Fitting nonlinear low-order models for combustion instability control

Tools for fitting low-complexity nonlinear models based on experimental data are examined through the example problem of finding a reduced-order model suitable for control of a combustion instability operating in a limit cycle. This proceeds in four parts; physical modeling, linear system identification, nonlinear analysis, and validation test design. It is shown how the nonlinear tools of describing functions, bifurcation methods and manifold analysis assist in developing a simple nonlinear model capable of describing the data and consistent with physical understanding. The system being modeled is a lean gas turbine combustor which exhibits a sustained mid-range (100–1000 Hz) limit cycle instability. The closed-loop experimental data does not contain a sufficiently rich spectrum for confident modeling in the first linear system identification phase. Despite the paucity of information quality, a grey-box nonlinear model is created and parametrized which provides an explanation both of the limit-cycle fundamental oscillation and of a high frequency nonharmonic signal also present. The model structure is explored and various operating conditions simulated to understand the model better.

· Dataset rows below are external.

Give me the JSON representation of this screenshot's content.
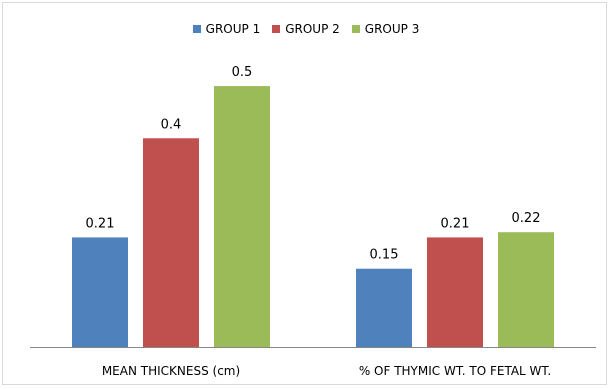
{
  "chart_data": {
    "type": "bar",
    "categories": [
      "MEAN THICKNESS (cm)",
      "% OF THYMIC WT. TO FETAL WT."
    ],
    "series": [
      {
        "name": "GROUP 1",
        "color": "#4f81bd",
        "values": [
          0.21,
          0.15
        ],
        "labels": [
          "0.21",
          "0.15"
        ]
      },
      {
        "name": "GROUP 2",
        "color": "#c0504d",
        "values": [
          0.4,
          0.21
        ],
        "labels": [
          "0.4",
          "0.21"
        ]
      },
      {
        "name": "GROUP 3",
        "color": "#9bbb59",
        "values": [
          0.5,
          0.22
        ],
        "labels": [
          "0.5",
          "0.22"
        ]
      }
    ],
    "title": "",
    "xlabel": "",
    "ylabel": "",
    "ylim": [
      0,
      0.55
    ],
    "grid": false,
    "legend_position": "top"
  }
}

The validation and/or refinement of this model is then considered. The model validation problem is important because of the poor information content of the periodic limit cycle data. The challenge is to provide a practically feasible, small excitation to the loop to improve identifiability and to provide qualitative tests of model performance. We examine this problem by considering the nonlinear dynamics of the model class and feasible excitation mechanisms.